Da rühmte er sich seiner ägyptischen Weisheit und verkündete, wie es vor Erschaffung der Welt zugegangen sei, was die beiden Lichter am Himmel (Sonne und Mond) zu bedeuten hätten, wie die Seelen aus- und einwanderten und dgl. mehr. Aber eines Morgens, als er auf das flache Hausdach gestiegen war, um dort nach seiner Weise Gott zu verehren oder Magie zu treiben, fiel er herunter und brach den Hals. Die Hausfrau erbte seine Papiere und kaufte sich einen siebenjährigen Knaben, Cubricus, als Sklaven. Diesem schenkte sie die Freiheit und ließ ihn in den Wissenschaften unterrichten. Nach etlichen Jahren starb sie und setzte ihn zum Erben ein.

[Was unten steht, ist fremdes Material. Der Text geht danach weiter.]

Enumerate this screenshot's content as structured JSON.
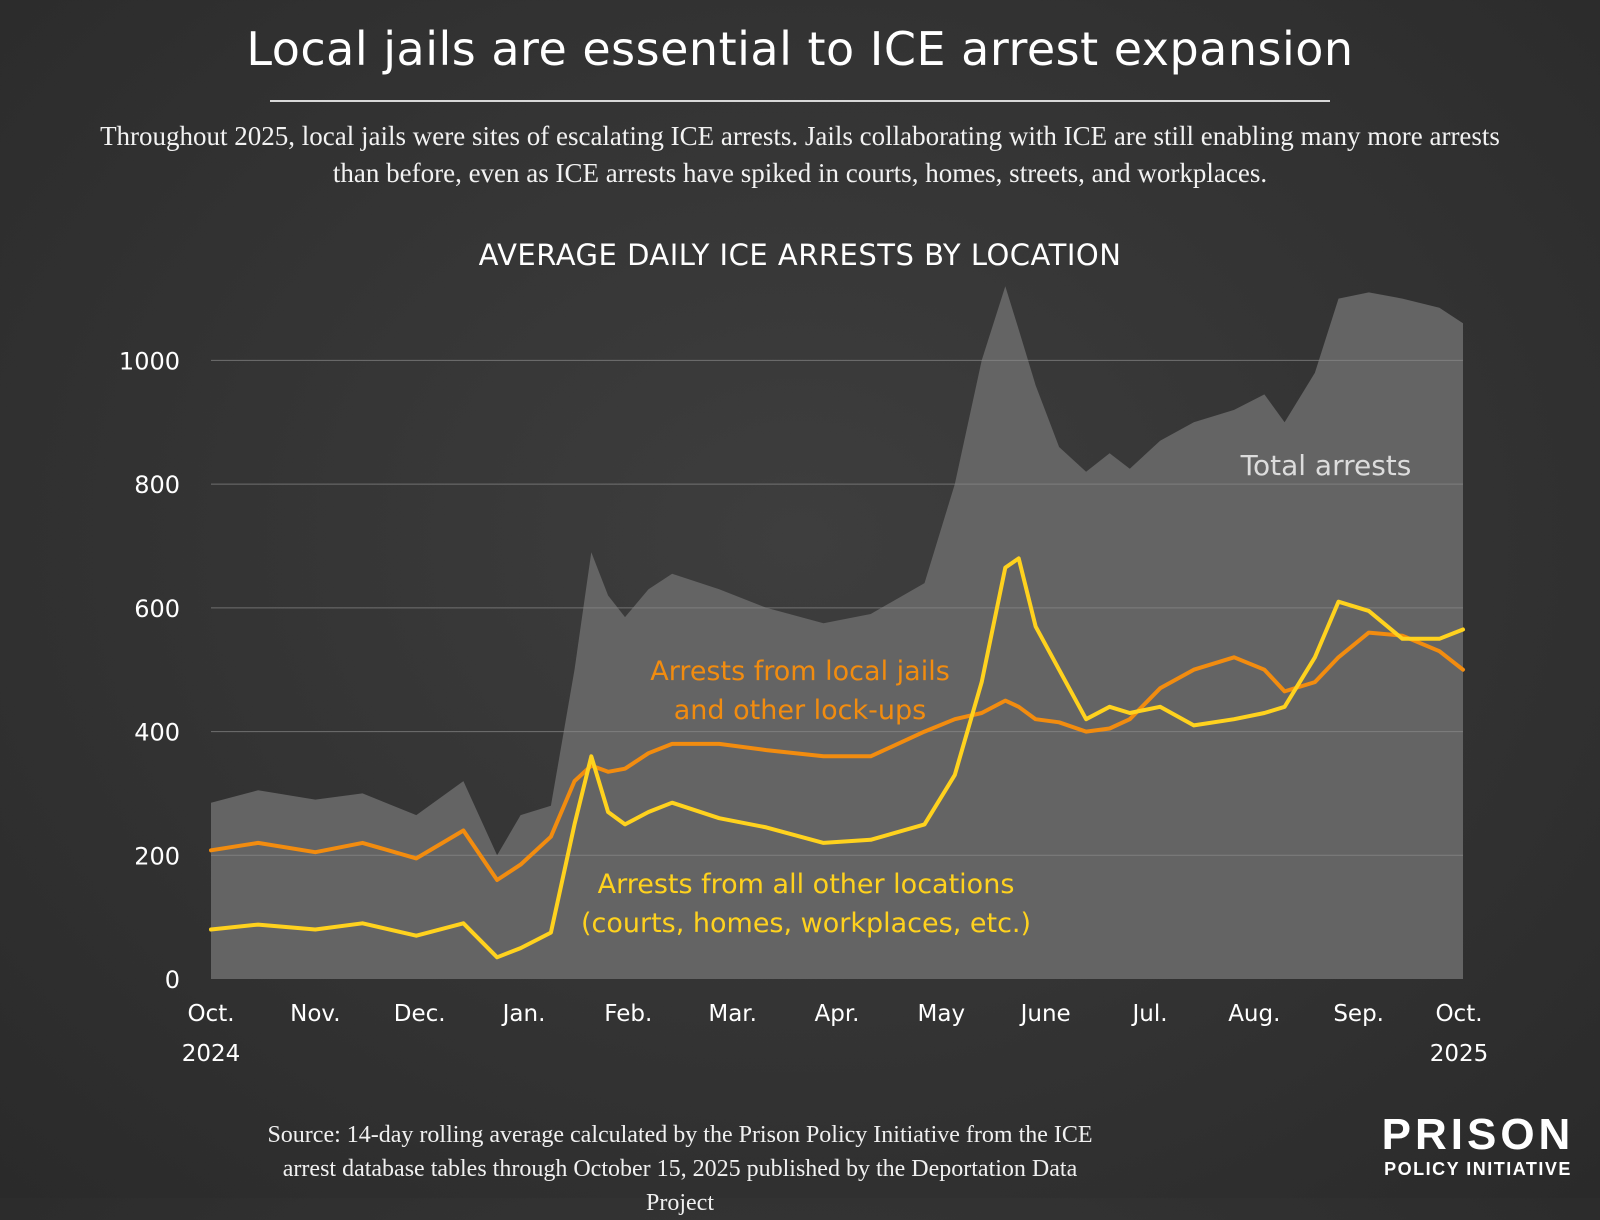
{
  "header": {
    "title": "Local jails are essential to ICE arrest expansion",
    "subtitle": "Throughout 2025, local jails were sites of escalating ICE arrests. Jails collaborating with ICE are still enabling many more arrests than before, even as ICE arrests have spiked in courts, homes, streets, and workplaces."
  },
  "footer": {
    "source": "Source: 14-day rolling average calculated by the Prison Policy Initiative from the ICE arrest database tables through October 15, 2025 published by the Deportation Data Project",
    "logo_top": "PRISON",
    "logo_bottom": "POLICY INITIATIVE"
  },
  "colors": {
    "total": "#646464",
    "jails": "#f28c0f",
    "other": "#ffd21e",
    "grid": "#8a8a8a",
    "text": "#ffffff",
    "total_label": "#dcdcdc"
  },
  "chart_data": {
    "type": "area",
    "title": "AVERAGE DAILY ICE ARRESTS BY LOCATION",
    "xlabel": "",
    "ylabel": "",
    "ylim": [
      0,
      1130
    ],
    "yticks": [
      0,
      200,
      400,
      600,
      800,
      1000
    ],
    "grid": true,
    "x_tick_labels": [
      {
        "label": "Oct.",
        "year": "2024"
      },
      {
        "label": "Nov.",
        "year": ""
      },
      {
        "label": "Dec.",
        "year": ""
      },
      {
        "label": "Jan.",
        "year": ""
      },
      {
        "label": "Feb.",
        "year": ""
      },
      {
        "label": "Mar.",
        "year": ""
      },
      {
        "label": "Apr.",
        "year": ""
      },
      {
        "label": "May",
        "year": ""
      },
      {
        "label": "June",
        "year": ""
      },
      {
        "label": "Jul.",
        "year": ""
      },
      {
        "label": "Aug.",
        "year": ""
      },
      {
        "label": "Sep.",
        "year": ""
      },
      {
        "label": "Oct.",
        "year": "2025"
      }
    ],
    "x": [
      "2024-10-01",
      "2024-10-15",
      "2024-11-01",
      "2024-11-15",
      "2024-12-01",
      "2024-12-15",
      "2024-12-25",
      "2025-01-01",
      "2025-01-10",
      "2025-01-17",
      "2025-01-22",
      "2025-01-27",
      "2025-02-01",
      "2025-02-08",
      "2025-02-15",
      "2025-03-01",
      "2025-03-15",
      "2025-04-01",
      "2025-04-15",
      "2025-05-01",
      "2025-05-10",
      "2025-05-18",
      "2025-05-25",
      "2025-05-29",
      "2025-06-03",
      "2025-06-10",
      "2025-06-18",
      "2025-06-25",
      "2025-07-01",
      "2025-07-10",
      "2025-07-20",
      "2025-08-01",
      "2025-08-10",
      "2025-08-16",
      "2025-08-25",
      "2025-09-01",
      "2025-09-10",
      "2025-09-20",
      "2025-10-01",
      "2025-10-08"
    ],
    "series": [
      {
        "name": "Total arrests",
        "kind": "area",
        "values": [
          285,
          305,
          290,
          300,
          265,
          320,
          200,
          265,
          280,
          500,
          690,
          620,
          585,
          630,
          655,
          630,
          600,
          575,
          590,
          640,
          800,
          1000,
          1120,
          1050,
          960,
          860,
          820,
          850,
          825,
          870,
          900,
          920,
          945,
          900,
          980,
          1100,
          1110,
          1100,
          1085,
          1060
        ]
      },
      {
        "name": "Arrests from local jails and other lock-ups",
        "kind": "line",
        "values": [
          208,
          220,
          205,
          220,
          195,
          240,
          160,
          185,
          230,
          320,
          345,
          335,
          340,
          365,
          380,
          380,
          370,
          360,
          360,
          400,
          420,
          430,
          450,
          440,
          420,
          415,
          400,
          405,
          420,
          470,
          500,
          520,
          500,
          465,
          480,
          520,
          560,
          555,
          530,
          500
        ]
      },
      {
        "name": "Arrests from all other locations (courts, homes, workplaces, etc.)",
        "kind": "line",
        "values": [
          80,
          88,
          80,
          90,
          70,
          90,
          35,
          50,
          75,
          250,
          360,
          270,
          250,
          270,
          285,
          260,
          245,
          220,
          225,
          250,
          330,
          480,
          665,
          680,
          570,
          500,
          420,
          440,
          430,
          440,
          410,
          420,
          430,
          440,
          520,
          610,
          595,
          550,
          550,
          565
        ]
      }
    ],
    "annotations": [
      {
        "text": "Total arrests",
        "series": 0
      },
      {
        "text": "Arrests from local jails",
        "series": 1
      },
      {
        "text": "and other lock-ups",
        "series": 1
      },
      {
        "text": "Arrests from all other locations",
        "series": 2
      },
      {
        "text": "(courts, homes, workplaces, etc.)",
        "series": 2
      }
    ]
  }
}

Der junge reiche Erbe zog nun in die Hauptstadt, nahm den Namen Manes an, übersetzte und erweiterte die geerbten Bücher und gewann bald mehrere Schüler; von diesen ging einer, Thomas, nach Ägypten (später vielleicht nach Indien, Theodoret., Haer. Fabul. 1,26), der andere, Addas, auch Buddas genannt, nach Scythien (nach Syrien, Theodoret. 1.c.); der dritte, Hermas, blieb bei ihm, wandte aber später vielleicht sich nach Ägypten (Theodoret. 1.c.). Um diese Zeit fiel der Sohn des persischen Königs Schapor in schwere Krankheit, und es wurde allenthalben für ihn Hilfe gesucht.
Manes meldete sich beim König im Vertrauen auf seine Zauberkünste und versprach Heilung. Allein die Kur fiel übel aus. Der Prinz starb unter seinen Händen, und Manes ward mit Ketten belastet ins Gefängnis geworfen. Indessen kehrten die Boten seiner Lehre zurück und berichteten ihm den geringen Erfolg ihrer Bemühungen, und wie ihnen besonders die Christen, wo es solche gebe, hinderlich gewesen seien. Da sandte er sie hin mit dem Auftrag, die heiligen Bücher der Christen zu kaufen; dies gelang ihnen durch Verstellung.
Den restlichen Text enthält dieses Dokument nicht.